Initialize a layer with the given method.

Parameters:

layer – The layer to initialize.
method – The initialization method to use.
weight_gain – The gain for the weights.
bias_const – The constant for the bias.

morl_baselines.common.networks.mlp(input_dim: int, output_dim: int, net_arch: ~typing.List[int], activation_fn: ~typing.Type[~torch.nn.modules.module.Module] = <class 'torch.nn.modules.activation.ReLU'>, drop_rate: float = 0.0, layer_norm: bool = False) → Sequential¶

Create a multi layer perceptron (MLP), which is a collection of fully-connected layers each followed by an activation function.

Parameters:

input_dim – Dimension of the input vector
output_dim – Dimension of the output vector
net_arch – Architecture of the neural net.
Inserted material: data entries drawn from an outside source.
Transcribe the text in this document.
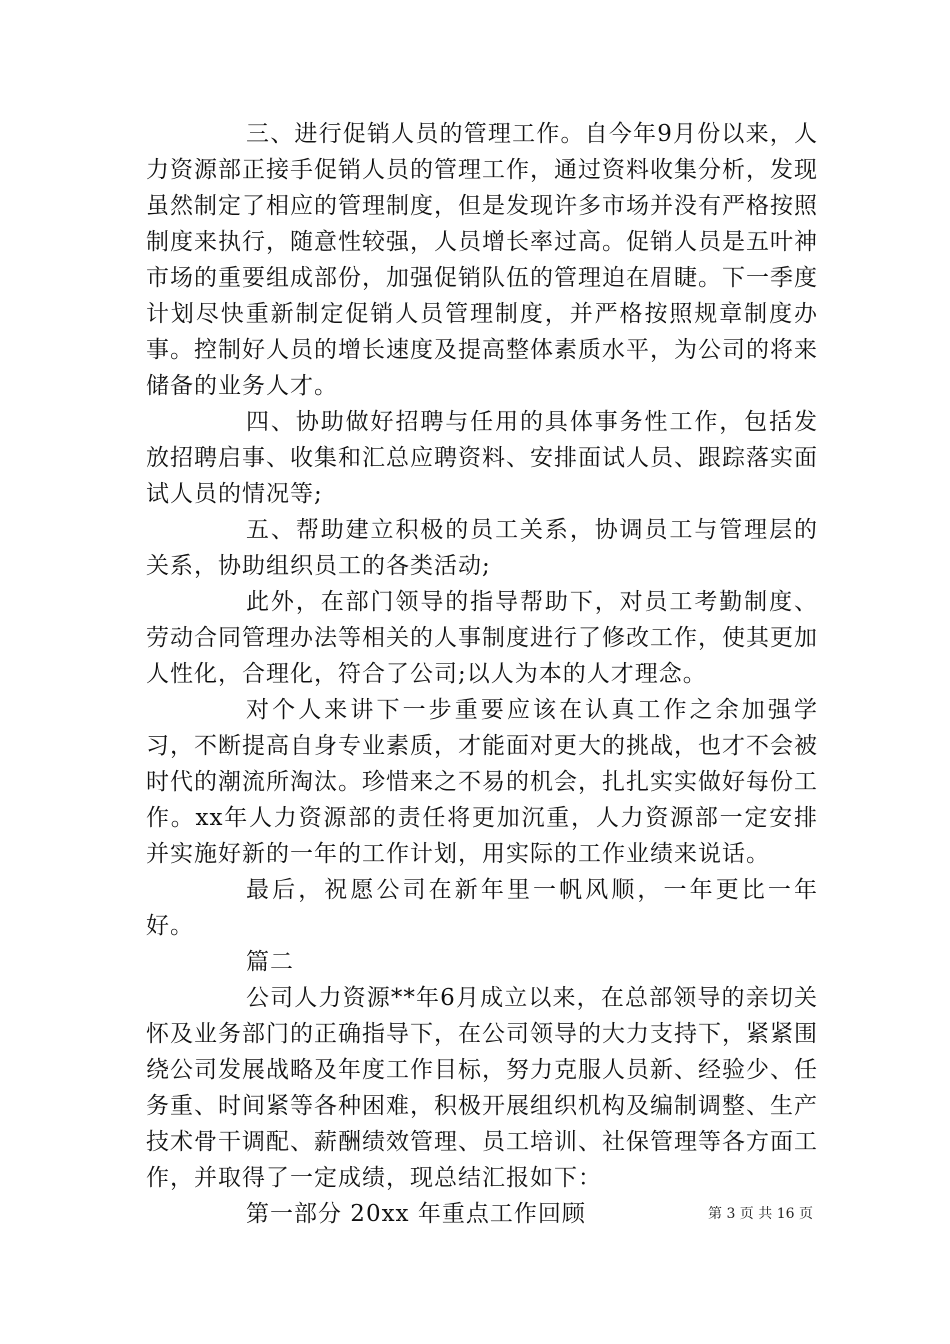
三、进行促销人员的管理工作。自今年9月份以来，人力资源部正接手促销人员的管理工作，通过资料收集分析，发现虽然制定了相应的管理制度，但是发现许多市场并没有严格按照制度来执行，随意性较强，人员增长率过高。促销人员是五叶神市场的重要组成部份，加强促销队伍的管理迫在眉睫。下一季度计划尽快重新制定促销人员管理制度，并严格按照规章制度办事。控制好人员的增长速度及提高整体素质水平，为公司的将来储备的业务人才。

四、协助做好招聘与任用的具体事务性工作，包括发放招聘启事、收集和汇总应聘资料、安排面试人员、跟踪落实面试人员的情况等;

五、帮助建立积极的员工关系，协调员工与管理层的关系，协助组织员工的各类活动;

此外，在部门领导的指导帮助下，对员工考勤制度、劳动合同管理办法等相关的人事制度进行了修改工作，使其更加人性化，合理化，符合了公司;以人为本的人才理念。

对个人来讲下一步重要应该在认真工作之余加强学习，不断提高自身专业素质，才能面对更大的挑战，也才不会被时代的潮流所淘汰。珍惜来之不易的机会，扎扎实实做好每份工作。xx年人力资源部的责任将更加沉重，人力资源部一定安排并实施好新的一年的工作计划，用实际的工作业绩来说话。

最后，祝愿公司在新年里一帆风顺，一年更比一年好。

篇二

公司人力资源**年6月成立以来，在总部领导的亲切关怀及业务部门的正确指导下，在公司领导的大力支持下，紧紧围绕公司发展战略及年度工作目标，努力克服人员新、经验少、任务重、时间紧等各种困难，积极开展组织机构及编制调整、生产技术骨干调配、薪酬绩效管理、员工培训、社保管理等各方面工作，并取得了一定成绩，现总结汇报如下：

第一部分 20xx 年重点工作回顾	第 3 页 共 16 页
It represents the number of units per layer. The length of this list is the number of layers.
activation_fn – The activation function to use after each layer.
drop_rate – Dropout rate
layer_norm – Whether to use layer normalization

morl_baselines.common.networks.polyak_update(params: Iterable[Parameter], target_params: Iterable[Parameter], tau: float) → None¶

Polyak averaging for target network parameters.

Parameters:

params – The parameters to update.
target_params – The target parameters.
tau – The polyak averaging coefficient (usually small).